Produits pétroliers : le Cameroun perd 8 milliards de recettes douanières par mois pour éviter la hausse des prix

REUTERS / Juda Ngwenya / File Photo Une vue générale du projet gazier de Sasol à Temane, dans la province d'Inhambane, au Mozambique, le 1er juin 2004.

Depuis la décision du ministre des Finances du 29 avril 2022 fixant respectivement à 327 169 FCFA, 314 591 FCFA et 342 933 FCFA par tonne métrique les valeurs douanières à l’importation du super, du gasoil et du pétrole lampant, carburéacteur et essence destinée à l’aviation, le Cameroun perd 8 milliards de FCFA de recettes douanières chaque mois. Ce qui, en 2022, correspond à une enveloppe totale de 72 milliards de FCFA sur les neuf mois suivant la décision de Louis Paul Motazé.

À en croire la direction générale de la douane du ministère des Finances, qui vient de révéler ces chiffres, une note visant à proroger la mise en œuvre de cette décision en ce début d’année 2023 est actuellement en examen. Au demeurant, si celle-ci est prorogée pour le début de l’année 2023, le gouvernement pourrait bien y surseoir en cours d’année, si l’on s’en tient au discours de fin d’année du chef de l’État. « Il est de plus en plus évident que notre pays, comme bien d’autres en Afrique et ailleurs, ne pourra pas indéfiniment échapper à un réajustement des prix des produits pétroliers, si nous voulons préserver nos équilibres budgétaires et poursuivre sereinement la mise en œuvre de notre politique de développement », a prévenu Paul Biya.

En effet, prise « dans le contexte d’augmentation inédite du coût du baril de pétrole (Brent) sur le marché international », la mesure du ministre des Finances du 29 avril 2022 consacre une réduction des valeurs imposables des produits pétroliers, dont les corollaires sont la baisse des tarifs douaniers à payer par les importateurs et le soutien à la subvention colossale de l’État, qui permet d’éviter une augmentation des prix des produits pétroliers à la pompe. Officiellement, cette subvention a atteint une enveloppe record de près 700 milliards de FCFA en 2022 pour les produits blancs (super, gasoil et pétrole lampant) et 75 milliards de FCFA pour le gaz domestique. Autant de ressources financières qui plombent l’équilibre budgétaire de l’État et, selon le FMI, auraient pu contribuer à réaliser d’importants projets d’investissements publics.

Incendie à la Sonara

Pour rappel, depuis l’incendie de la Sonara (mai 2019), l’unique raffinerie de pétrole du pays, le Cameroun importe tous les produits raffinés consommés sur son territoire. À la faveur de cette mutation dans l’approvisionnement du marché en produits pétroliers finis, le prix d’équilibre est tombé de 55 à 40 dollars, selon les simulations faites par la Caisse de stabilisation des prix des hydrocarbures (CSPH). C’est-à-dire que, lorsque les cours mondiaux vont au-delà, les prix actuels pratiqués à la pompe engendrent des pertes qui doivent être compensées par l’État.

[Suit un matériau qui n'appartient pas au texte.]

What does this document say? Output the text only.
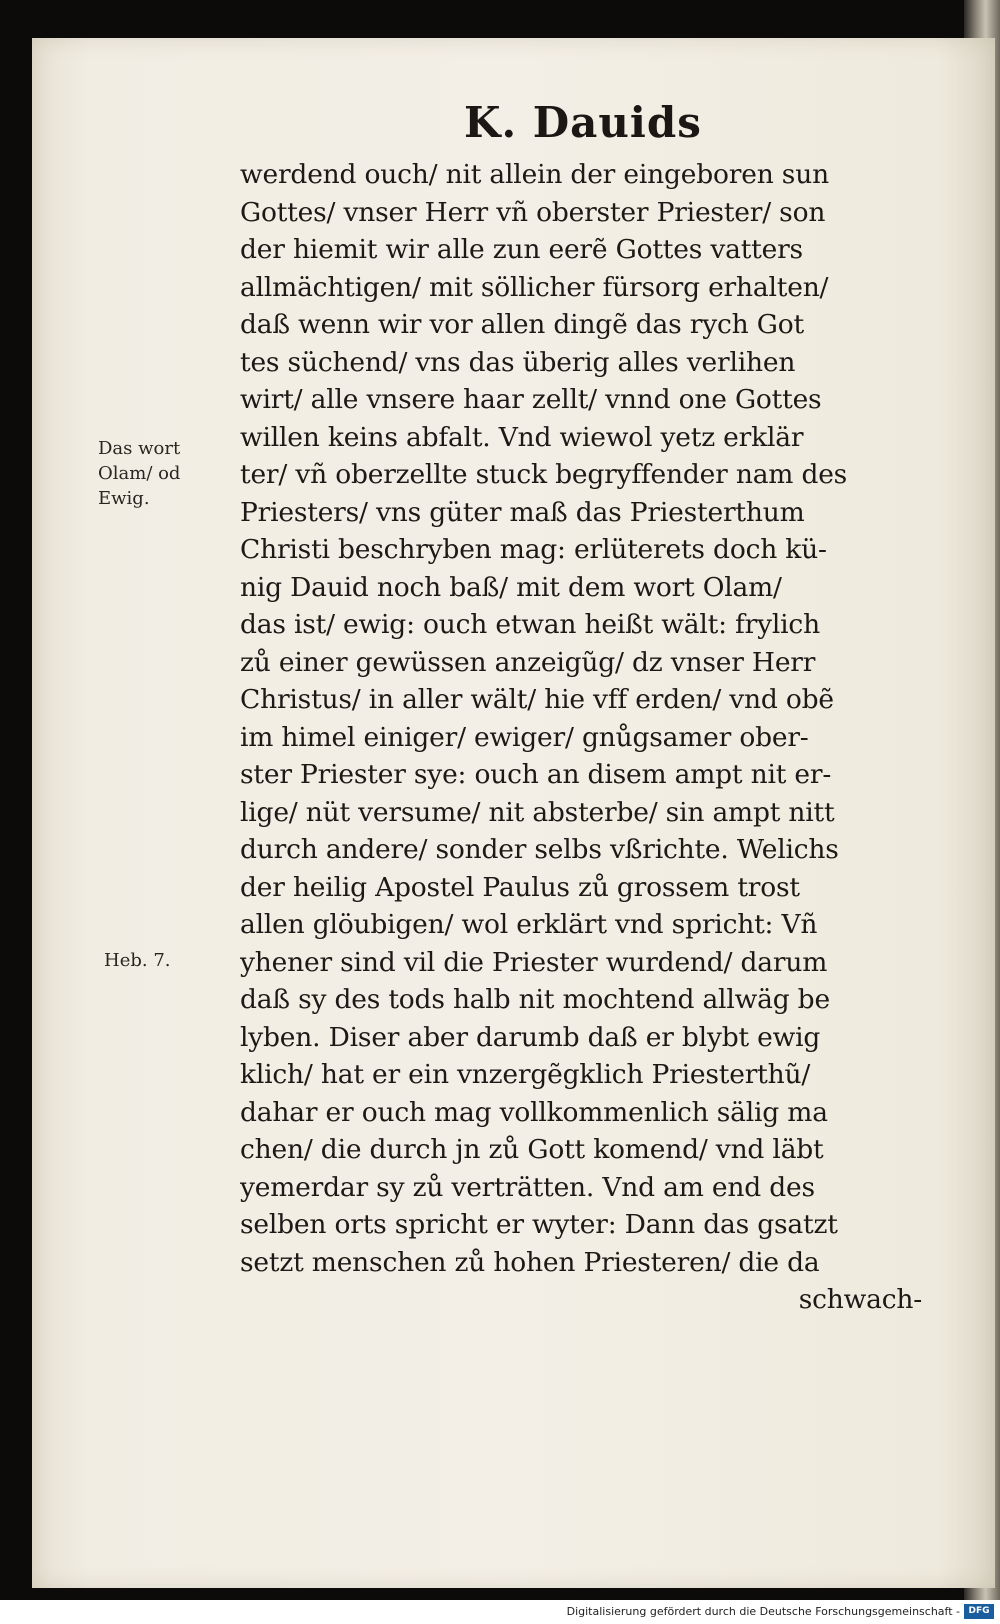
K. Dauids
werdend ouch/ nit allein der eingeboren sun
Gottes/ vnser Herr vñ oberster Priester/ son
der hiemit wir alle zun eerẽ Gottes vatters
allmächtigen/ mit söllicher fürsorg erhalten/
daß wenn wir vor allen dingẽ das rych Got
tes süchend/ vns das überig alles verlihen
wirt/ alle vnsere haar zellt/ vnnd one Gottes
willen keins abfalt. Vnd wiewol yetz erklär
ter/ vñ oberzellte stuck begryffender nam des
Priesters/ vns güter maß das Priesterthum
Christi beschryben mag: erlüterets doch kü-
nig Dauid noch baß/ mit dem wort Olam/
das ist/ ewig: ouch etwan heißt wält: frylich
zů einer gewüssen anzeigũg/ dz vnser Herr
Christus/ in aller wält/ hie vff erden/ vnd obẽ
im himel einiger/ ewiger/ gnůgsamer ober-
ster Priester sye: ouch an disem ampt nit er-
lige/ nüt versume/ nit absterbe/ sin ampt nitt
durch andere/ sonder selbs vßrichte. Welichs
der heilig Apostel Paulus zů grossem trost
allen glöubigen/ wol erklärt vnd spricht: Vñ
yhener sind vil die Priester wurdend/ darum
daß sy des tods halb nit mochtend allwäg be
lyben. Diser aber darumb daß er blybt ewig
klich/ hat er ein vnzergẽgklich Priesterthũ/
dahar er ouch mag vollkommenlich sälig ma
chen/ die durch jn zů Gott komend/ vnd läbt
yemerdar sy zů verträtten. Vnd am end des
selben orts spricht er wyter: Dann das gsatzt
setzt menschen zů hohen Priesteren/ die da
schwach-
Das wort
Olam/ od
Ewig.
Heb. 7.
Digitalisierung gefördert durch die Deutsche Forschungsgemeinschaft - DFG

Fort de cette réalité, a-t-on appris le 30 mars 2022 du ministre du Commerce, Luc Magloire Mbarga Atangana, le prix d’un litre de super revient à 1016 FCFA, alors qu’il continue d’être vendu sur le marché local à 630 FCFA. Le litre de gasoil devrait normalement coûter 1027 FCFA, contre 575 FCFA dans la pratique. Celui du pétrole lampant devrait revenir à 849 FCFA, mais est stabilisé à 350 F à la pompe. Par ailleurs, une bouteille de 12 kg de gaz domestique devrait être vendue à 13 277 FCFA, mais est cédée aux ménages à 6 500 FCFA.

Pour maintenir cette situation inchangée tout au long de l’année 2022 en ce début d’année 2023, dans le contexte international actuel, l’État subventionne la consommation des produits pétroliers. C’est pour éviter une explosion de cette subvention, à un niveau qui imposerait à l’État une revalorisation des prix à la pompe pour ne pas asphyxier le Trésor public, que depuis avril 2022 le gouvernement a revu à la baisse les valeurs imposables applicables à l’importation des produits pétroliers raffinés, se privant ainsi d’importantes recettes.